If you've followed any of my meandering ramblings about living in the now and time being an artificial construct you'll know I am fascinated by the concept of life being a series of "now" and no "then." Though I struggle with letting go of then. Sometimes it seems like a better place then now.
There was a time (even though time doesn't exist) that I fantasized that all of my past "now's" were playing out simultaneously and all I would have to do was figure out how to slip into them to relive great moments. And who knows, maybe shift things around a bit to correct a few mistakes.
But "now" I pretty much believe there is no then to go back to. And let's face it, what would be the point. You'd have a few good now's that would quickly become then's and then you'd be right back where you started.
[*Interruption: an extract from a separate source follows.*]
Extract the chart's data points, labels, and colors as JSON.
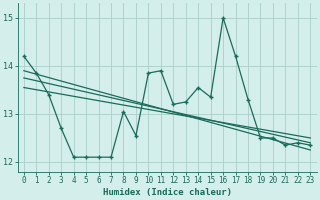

I think it is important not to try and live in the past. One, the past doesn't exist and you'd be trying to live in nothing. And not letting go of the past puts you in risk of being one of those people who think wearing clothes they wore in their 20s will keep them from aging.
Don't be one of those people. Despite the nostalgia for the 1980s triggered by the Netflix original series Stranger Things, living then kind of sucked. And the fashion generally sucked. It was an awkward era with some people trying to hold onto disco while others were thinking punk and then grunge were good ideas.
I know some people go around spouting this, "Those who don't know history are doomed to repeat it's mistakes," but let's face it, humans have been repeating the same mistakes from the beginning of time. And no amount of knowledge of history seems to make any difference.
Which reminds me of a history student teacher I had back in junior high. He never got weary of telling us not to major in history because there was no future in it.
Little did I know that he was telling the truth.